Congested People Want To Know: Can You Do Breathwork With Allergies?
The other night, I was struggling to quiet my mind before bed and thought a breathwork exercise would help. I lit a candle and some incense, put a pillow on the back of my desk chair, and flipped through the pages of Ashley Neese's new book, How To Breathe for inspiration and guidance on technique. The stage was set; I was ready for a wave of release and relaxation. But alas, my allergies had other plans.
Like 36 million others across the U.S., the moment spring hits I start to suffer from congestion, watery eyes, and a runny nose. I've had seasonal allergies for as long as I can remember, and they've become easy enough to accept as part of daily life—except, that is, when I'm trying to do an exercise like breathwork that is entirely dependent on the openness of my nasal passages.
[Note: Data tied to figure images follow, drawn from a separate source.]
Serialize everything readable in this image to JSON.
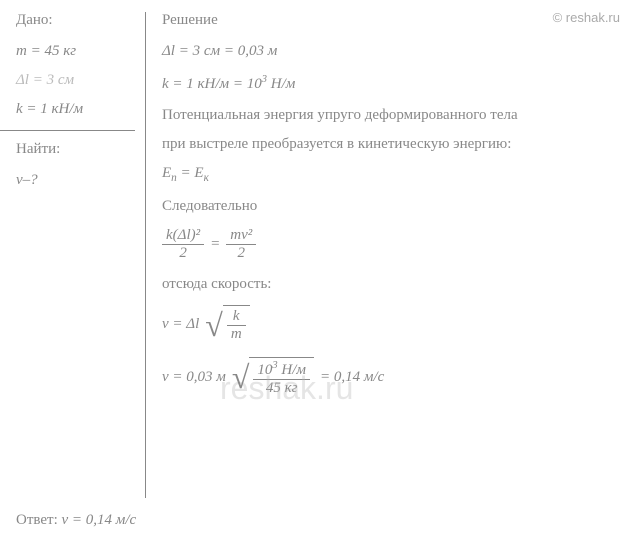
{
  "watermark_top": "© reshak.ru",
  "watermark_center": "reshak.ru",
  "left": {
    "given_label": "Дано:",
    "m_line": "m = 45 кг",
    "dl_line": "Δl = 3 см",
    "k_line": "k = 1 кН/м",
    "find_label": "Найти:",
    "find_var": "v–?"
  },
  "right": {
    "solution_label": "Решение",
    "dl_conv": "Δl = 3 см = 0,03 м",
    "k_conv_prefix": "k = 1 кН/м = 10",
    "k_conv_exp": "3",
    "k_conv_suffix": " Н/м",
    "text1": "Потенциальная энергия упруго деформированного тела",
    "text2": "при выстреле преобразуется в кинетическую энергию:",
    "energy_eq_left": "E",
    "energy_eq_left_sub": "п",
    "energy_eq_right": "E",
    "energy_eq_right_sub": "к",
    "conseq": "Следовательно",
    "frac1_num": "k(Δl)²",
    "frac1_den": "2",
    "frac2_num": "mv²",
    "frac2_den": "2",
    "hence": "отсюда скорость:",
    "v_eq_prefix": "v = Δl",
    "sqrt1_num": "k",
    "sqrt1_den": "m",
    "v_num_prefix": "v = 0,03 м",
    "sqrt2_num_a": "10",
    "sqrt2_num_exp": "3",
    "sqrt2_num_b": " Н/м",
    "sqrt2_den": "45 кг",
    "v_result": "= 0,14 м/с"
  },
  "answer_label": "Ответ: ",
  "answer_value": "v = 0,14 м/с",
  "colors": {
    "text": "#888888",
    "bg": "#ffffff",
    "border": "#888888"
  }
}
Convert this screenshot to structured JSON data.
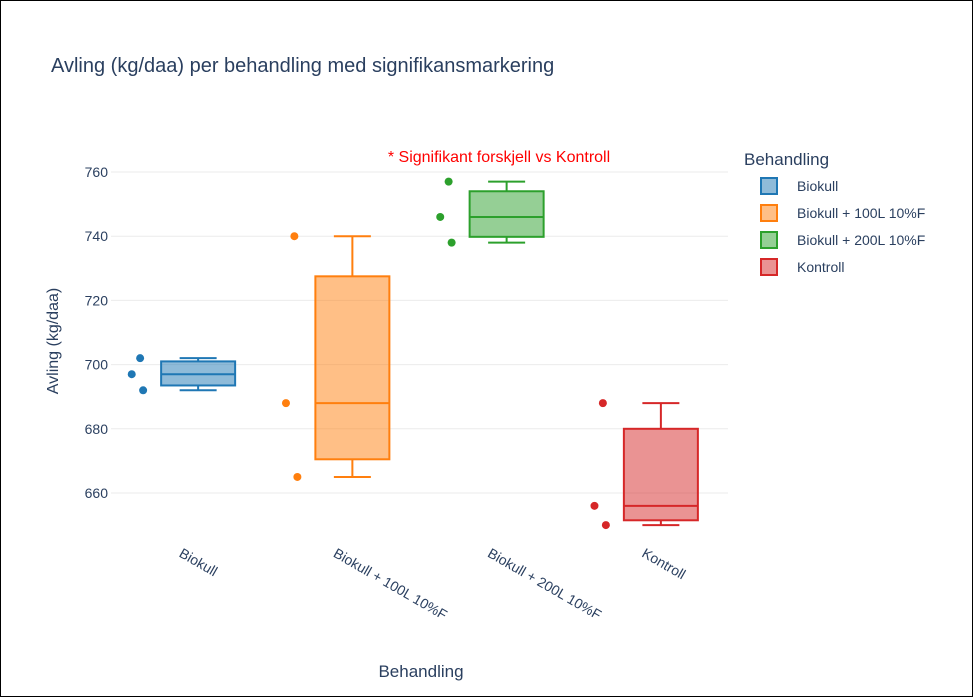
{
  "chart_data": {
    "type": "box",
    "title": "Avling (kg/daa) per behandling med signifikansmarkering",
    "xlabel": "Behandling",
    "ylabel": "Avling (kg/daa)",
    "ylim": [
      648,
      766
    ],
    "yticks": [
      660,
      680,
      700,
      720,
      740,
      760
    ],
    "grid": true,
    "annotation": "* Signifikant forskjell vs Kontroll",
    "legend": {
      "title": "Behandling",
      "placement": "right"
    },
    "categories": [
      "Biokull",
      "Biokull + 100L 10%F",
      "Biokull + 200L 10%F",
      "Kontroll"
    ],
    "series": [
      {
        "name": "Biokull",
        "color": "#1f77b4",
        "points": [
          702,
          697,
          692
        ],
        "min": 692,
        "q1": 693.5,
        "median": 697,
        "q3": 701,
        "max": 702
      },
      {
        "name": "Biokull + 100L 10%F",
        "color": "#ff7f0e",
        "points": [
          740,
          688,
          665
        ],
        "min": 665,
        "q1": 670.5,
        "median": 688,
        "q3": 727.5,
        "max": 740
      },
      {
        "name": "Biokull + 200L 10%F",
        "color": "#2ca02c",
        "points": [
          757,
          746,
          738
        ],
        "min": 738,
        "q1": 739.8,
        "median": 746,
        "q3": 754,
        "max": 757
      },
      {
        "name": "Kontroll",
        "color": "#d62728",
        "points": [
          688,
          656,
          650
        ],
        "min": 650,
        "q1": 651.5,
        "median": 656,
        "q3": 680,
        "max": 688
      }
    ]
  }
}
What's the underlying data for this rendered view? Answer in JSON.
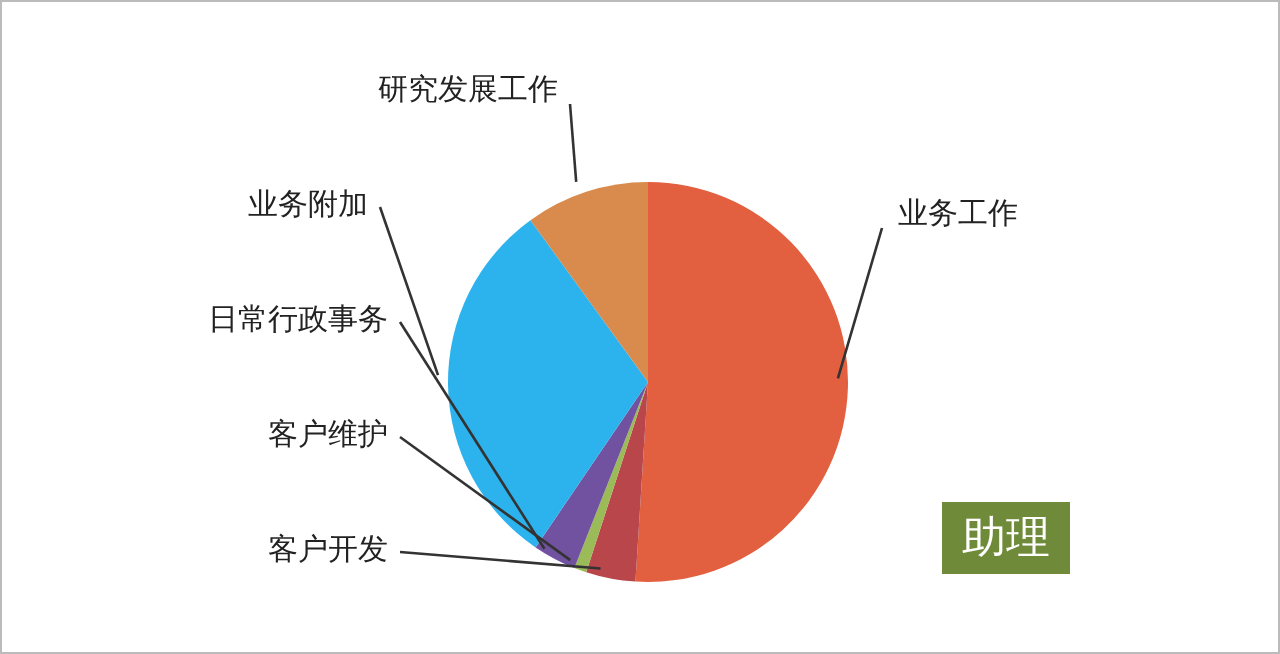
{
  "chart_data": {
    "type": "pie",
    "annotations": [
      "助理"
    ],
    "categories": [
      "业务工作",
      "客户开发",
      "客户维护",
      "日常行政事务",
      "业务附加",
      "研究发展工作"
    ],
    "values": [
      51,
      4,
      1,
      3.5,
      30.5,
      10
    ],
    "colors": [
      "#e2603f",
      "#b8464a",
      "#9bbb59",
      "#7052a0",
      "#2cb2ec",
      "#d98a4d"
    ],
    "legend": false
  }
}
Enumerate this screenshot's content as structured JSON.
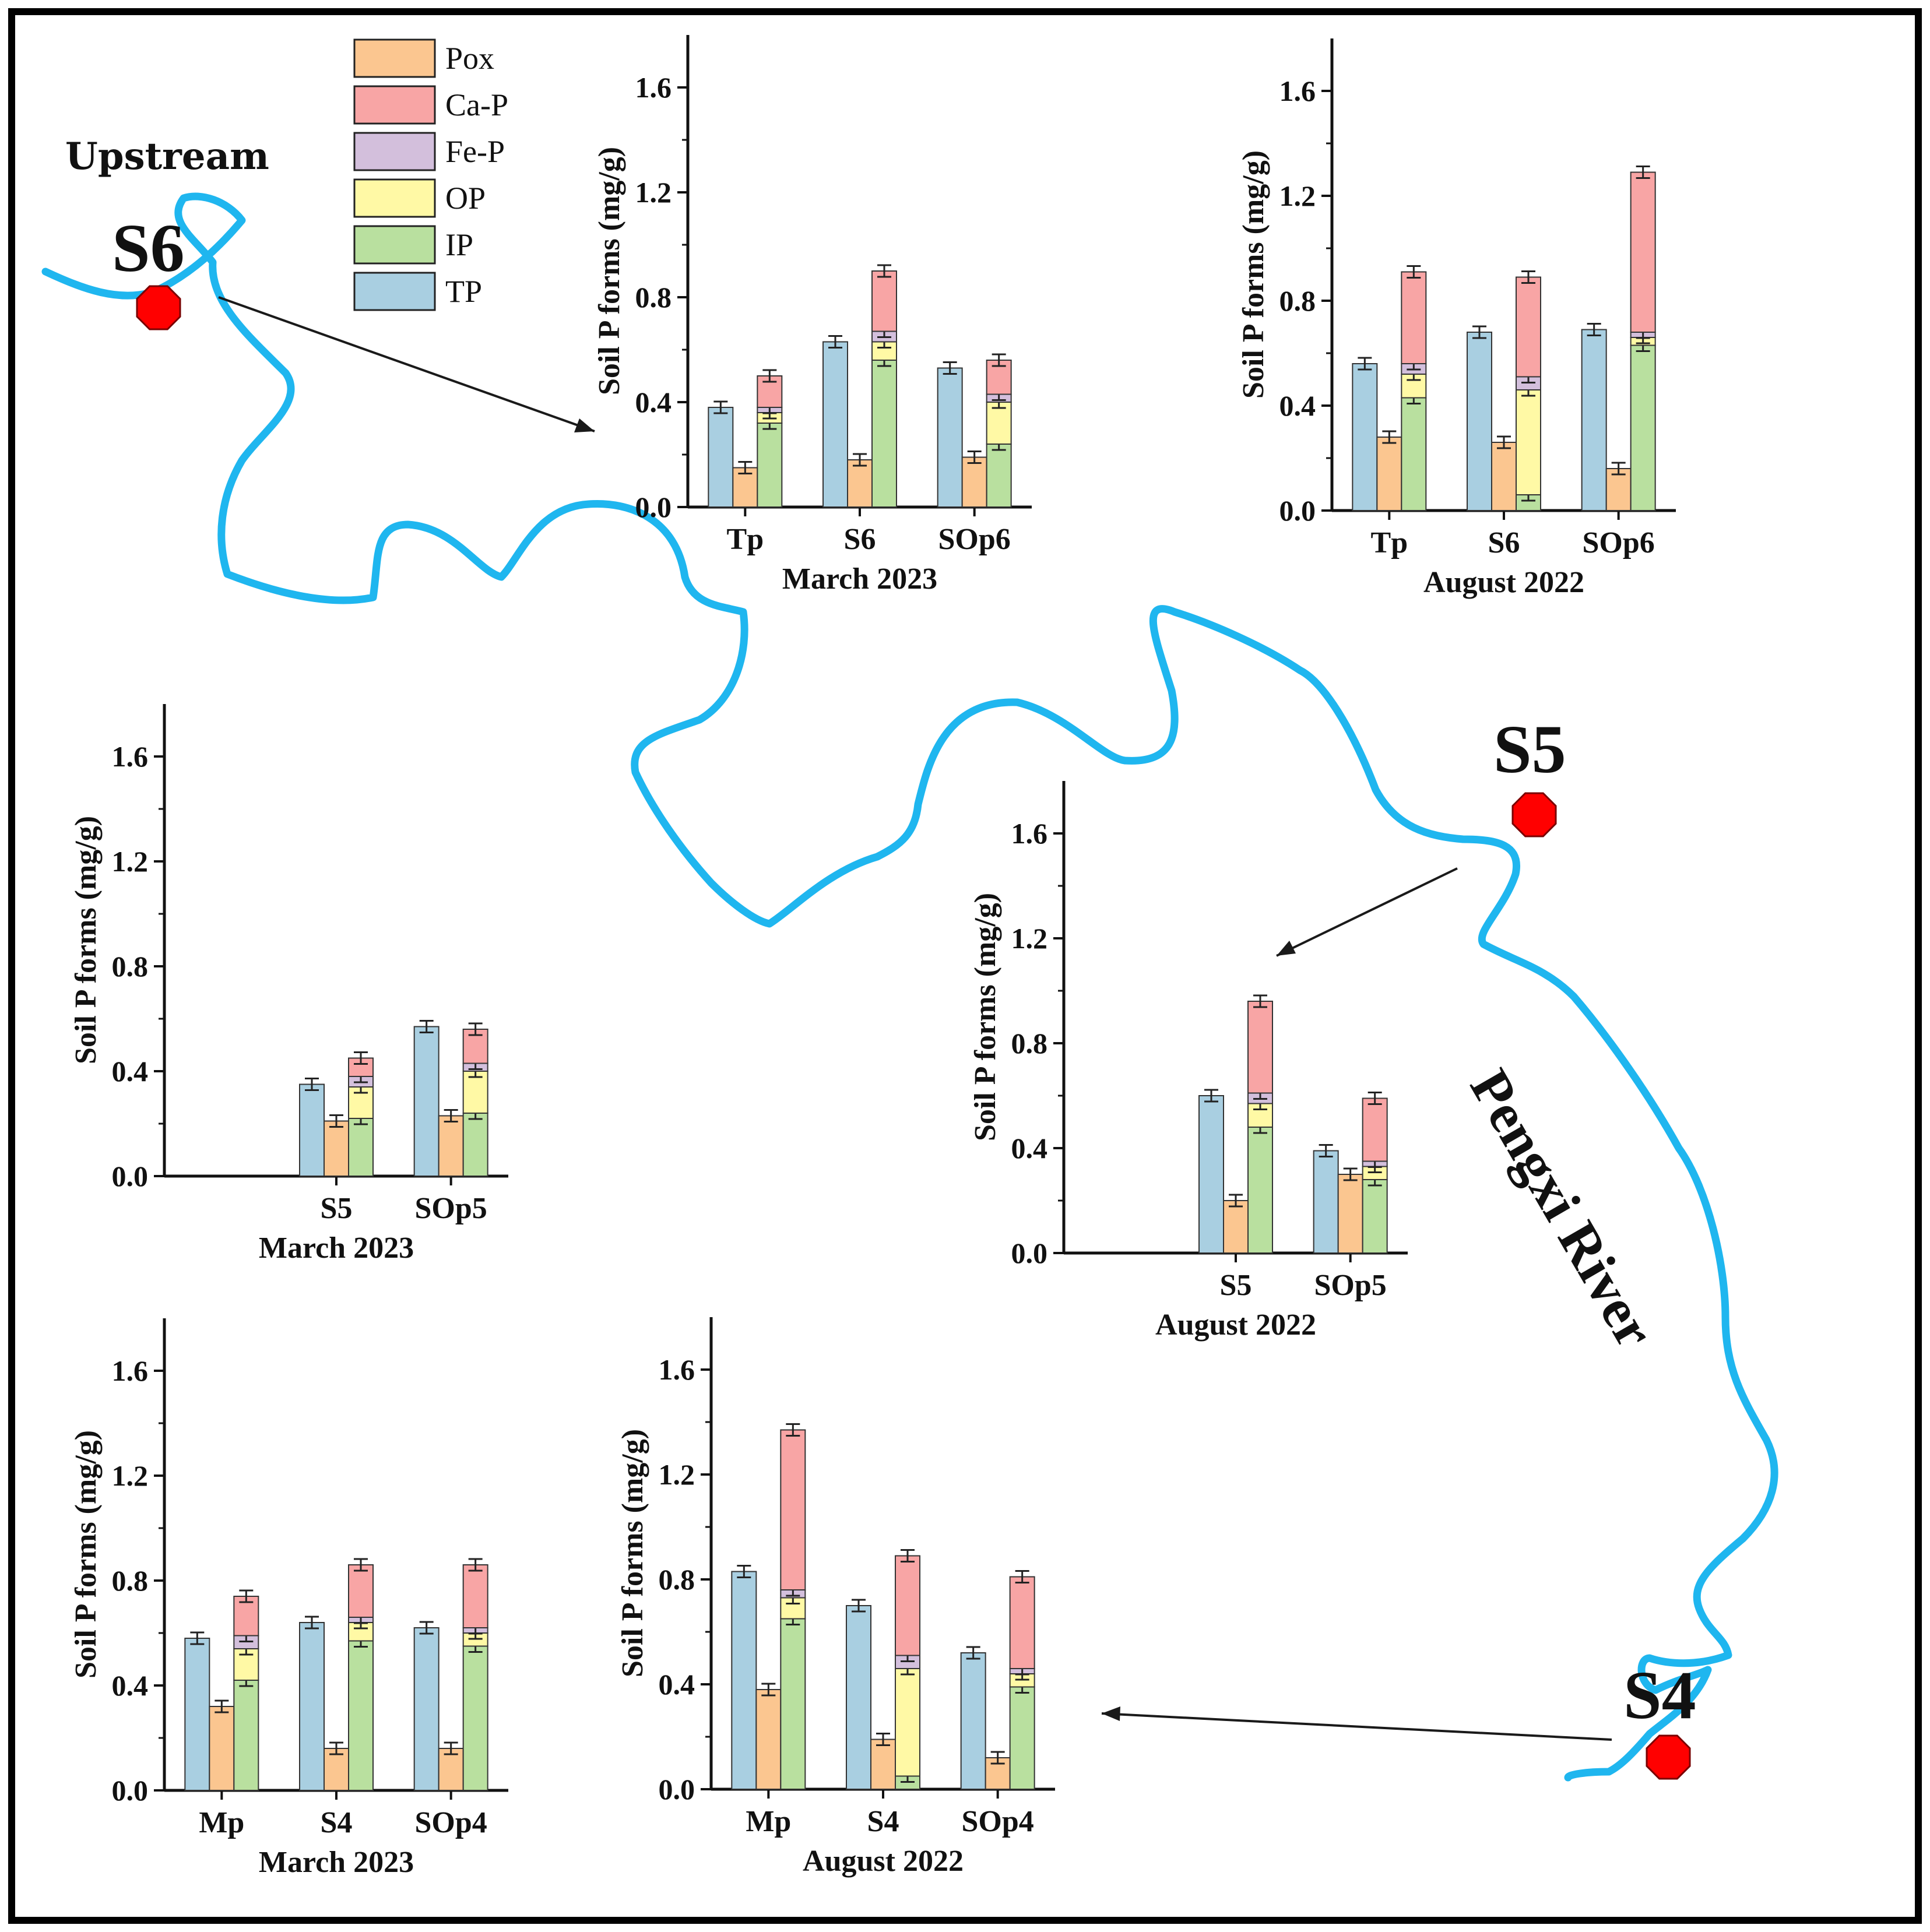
{
  "colors": {
    "TP": "#a9cfe1",
    "Pox": "#fbc690",
    "IP": "#b9e09f",
    "OP": "#fff9a5",
    "Fe-P": "#d3bfdc",
    "Ca-P": "#f8a5a5",
    "river": "#1fb6ef",
    "site": "#ff0000"
  },
  "map": {
    "upstream_label": "Upstream",
    "river_label": "Pengxi River",
    "sites": [
      "S6",
      "S5",
      "S4"
    ]
  },
  "legend": [
    "Pox",
    "Ca-P",
    "Fe-P",
    "OP",
    "IP",
    "TP"
  ],
  "chart_data": [
    {
      "type": "bar",
      "stacked_groups": true,
      "title": "March 2023",
      "ylabel": "Soil P forms (mg/g)",
      "ylim": [
        0,
        1.8
      ],
      "yticks": [
        "0.0",
        "0.4",
        "0.8",
        "1.2",
        "1.6"
      ],
      "categories": [
        "Tp",
        "S6",
        "SOp6"
      ],
      "series": [
        {
          "name": "TP",
          "values": [
            0.38,
            0.63,
            0.53
          ]
        },
        {
          "name": "Pox",
          "values": [
            0.15,
            0.18,
            0.19
          ]
        },
        {
          "name": "IP",
          "values": [
            0.32,
            0.56,
            0.24
          ]
        },
        {
          "name": "OP",
          "values": [
            0.04,
            0.07,
            0.16
          ]
        },
        {
          "name": "Fe-P",
          "values": [
            0.02,
            0.04,
            0.03
          ]
        },
        {
          "name": "Ca-P",
          "values": [
            0.12,
            0.23,
            0.13
          ]
        }
      ]
    },
    {
      "type": "bar",
      "stacked_groups": true,
      "title": "August 2022",
      "ylabel": "Soil P forms (mg/g)",
      "ylim": [
        0,
        1.8
      ],
      "yticks": [
        "0.0",
        "0.4",
        "0.8",
        "1.2",
        "1.6"
      ],
      "categories": [
        "Tp",
        "S6",
        "SOp6"
      ],
      "series": [
        {
          "name": "TP",
          "values": [
            0.56,
            0.68,
            0.69
          ]
        },
        {
          "name": "Pox",
          "values": [
            0.28,
            0.26,
            0.16
          ]
        },
        {
          "name": "IP",
          "values": [
            0.43,
            0.06,
            0.63
          ]
        },
        {
          "name": "OP",
          "values": [
            0.09,
            0.4,
            0.03
          ]
        },
        {
          "name": "Fe-P",
          "values": [
            0.04,
            0.05,
            0.02
          ]
        },
        {
          "name": "Ca-P",
          "values": [
            0.35,
            0.38,
            0.61
          ]
        }
      ]
    },
    {
      "type": "bar",
      "stacked_groups": true,
      "title": "March 2023",
      "ylabel": "Soil P forms (mg/g)",
      "ylim": [
        0,
        1.8
      ],
      "yticks": [
        "0.0",
        "0.4",
        "0.8",
        "1.2",
        "1.6"
      ],
      "categories": [
        "",
        "S5",
        "SOp5"
      ],
      "series": [
        {
          "name": "TP",
          "values": [
            null,
            0.35,
            0.57
          ]
        },
        {
          "name": "Pox",
          "values": [
            null,
            0.21,
            0.23
          ]
        },
        {
          "name": "IP",
          "values": [
            null,
            0.22,
            0.24
          ]
        },
        {
          "name": "OP",
          "values": [
            null,
            0.12,
            0.16
          ]
        },
        {
          "name": "Fe-P",
          "values": [
            null,
            0.04,
            0.03
          ]
        },
        {
          "name": "Ca-P",
          "values": [
            null,
            0.07,
            0.13
          ]
        }
      ]
    },
    {
      "type": "bar",
      "stacked_groups": true,
      "title": "August 2022",
      "ylabel": "Soil P forms (mg/g)",
      "ylim": [
        0,
        1.8
      ],
      "yticks": [
        "0.0",
        "0.4",
        "0.8",
        "1.2",
        "1.6"
      ],
      "categories": [
        "",
        "S5",
        "SOp5"
      ],
      "series": [
        {
          "name": "TP",
          "values": [
            null,
            0.6,
            0.39
          ]
        },
        {
          "name": "Pox",
          "values": [
            null,
            0.2,
            0.3
          ]
        },
        {
          "name": "IP",
          "values": [
            null,
            0.48,
            0.28
          ]
        },
        {
          "name": "OP",
          "values": [
            null,
            0.09,
            0.05
          ]
        },
        {
          "name": "Fe-P",
          "values": [
            null,
            0.04,
            0.02
          ]
        },
        {
          "name": "Ca-P",
          "values": [
            null,
            0.35,
            0.24
          ]
        }
      ]
    },
    {
      "type": "bar",
      "stacked_groups": true,
      "title": "March 2023",
      "ylabel": "Soil P forms (mg/g)",
      "ylim": [
        0,
        1.8
      ],
      "yticks": [
        "0.0",
        "0.4",
        "0.8",
        "1.2",
        "1.6"
      ],
      "categories": [
        "Mp",
        "S4",
        "SOp4"
      ],
      "series": [
        {
          "name": "TP",
          "values": [
            0.58,
            0.64,
            0.62
          ]
        },
        {
          "name": "Pox",
          "values": [
            0.32,
            0.16,
            0.16
          ]
        },
        {
          "name": "IP",
          "values": [
            0.42,
            0.57,
            0.55
          ]
        },
        {
          "name": "OP",
          "values": [
            0.12,
            0.07,
            0.05
          ]
        },
        {
          "name": "Fe-P",
          "values": [
            0.05,
            0.02,
            0.02
          ]
        },
        {
          "name": "Ca-P",
          "values": [
            0.15,
            0.2,
            0.24
          ]
        }
      ]
    },
    {
      "type": "bar",
      "stacked_groups": true,
      "title": "August 2022",
      "ylabel": "Soil P forms (mg/g)",
      "ylim": [
        0,
        1.8
      ],
      "yticks": [
        "0.0",
        "0.4",
        "0.8",
        "1.2",
        "1.6"
      ],
      "categories": [
        "Mp",
        "S4",
        "SOp4"
      ],
      "series": [
        {
          "name": "TP",
          "values": [
            0.83,
            0.7,
            0.52
          ]
        },
        {
          "name": "Pox",
          "values": [
            0.38,
            0.19,
            0.12
          ]
        },
        {
          "name": "IP",
          "values": [
            0.65,
            0.05,
            0.39
          ]
        },
        {
          "name": "OP",
          "values": [
            0.08,
            0.41,
            0.05
          ]
        },
        {
          "name": "Fe-P",
          "values": [
            0.03,
            0.05,
            0.02
          ]
        },
        {
          "name": "Ca-P",
          "values": [
            0.61,
            0.38,
            0.35
          ]
        }
      ]
    }
  ]
}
Frustrated, stuffy, and still very much monkey minded, I reached out to Neese and Gwen Dittmar, another breathwork teacher, for advice on how to reap the benefits of the breath when it's difficult to, well, breathe.
Are there any types of breathwork that is easier to do when congested?
"I typically suggest not doing any breathwork that activates the sympathetic nervous system while congested," Neese advises. "Steer away from fast-paced, intense practices that take up too much of your energy until the congestion has cleared." That makes intense, heat-promoting series like the breath of fire off-limits, but more relaxing ones fair game.
"Breathing practices that engage with the parasympathetic system are great when congested, depending on how stuffy you are," Neese explains. This includes alternate-nostril breathing, or taking deep breaths through one nostril at a time, and exhaling through the other. "Note, if you can only breathe out of one nostril you can simply practice slowly inhaling and exhaling through that nostril for a couple minutes to bring your nervous system into a regulated state."
Dittmar adds that breathing through the mouth can be more comfortable for people with congestion and recommends this three-part routine from her teacher David Elliot: "You breathe into the belly, then chest, and then exhale. One inhale, one inhale, and an exhale. You should do it kind of rapidly, but it doesn't have to be ridiculously fast. Do it for three to seven minutes."
Both practitioners believe that breathwork can actually help relieve symptoms of allergies or the common cold when done correctly. "I find it so helpful when I'm sick," says Dittmar. "Usually after the breathwork, either the cold is gone or it's dissipated." In addition to lowering cortisol levels and regulating blood pressure, diaphragmatic breathing has indeed been shown to increase respiratory capacity in clinical studies.
Anything else for us stuffy folks to keep in mind?
Before getting started with you alternate-nostril or belly breath, Neese recommends using a neti pot to flush out your sinuses and says to practice sitting up to relieve pressure in your head. "It is possible to still receive the benefits of practice while congested," she affirms. "Just be prepared for it feeling very different. And go very slowly!"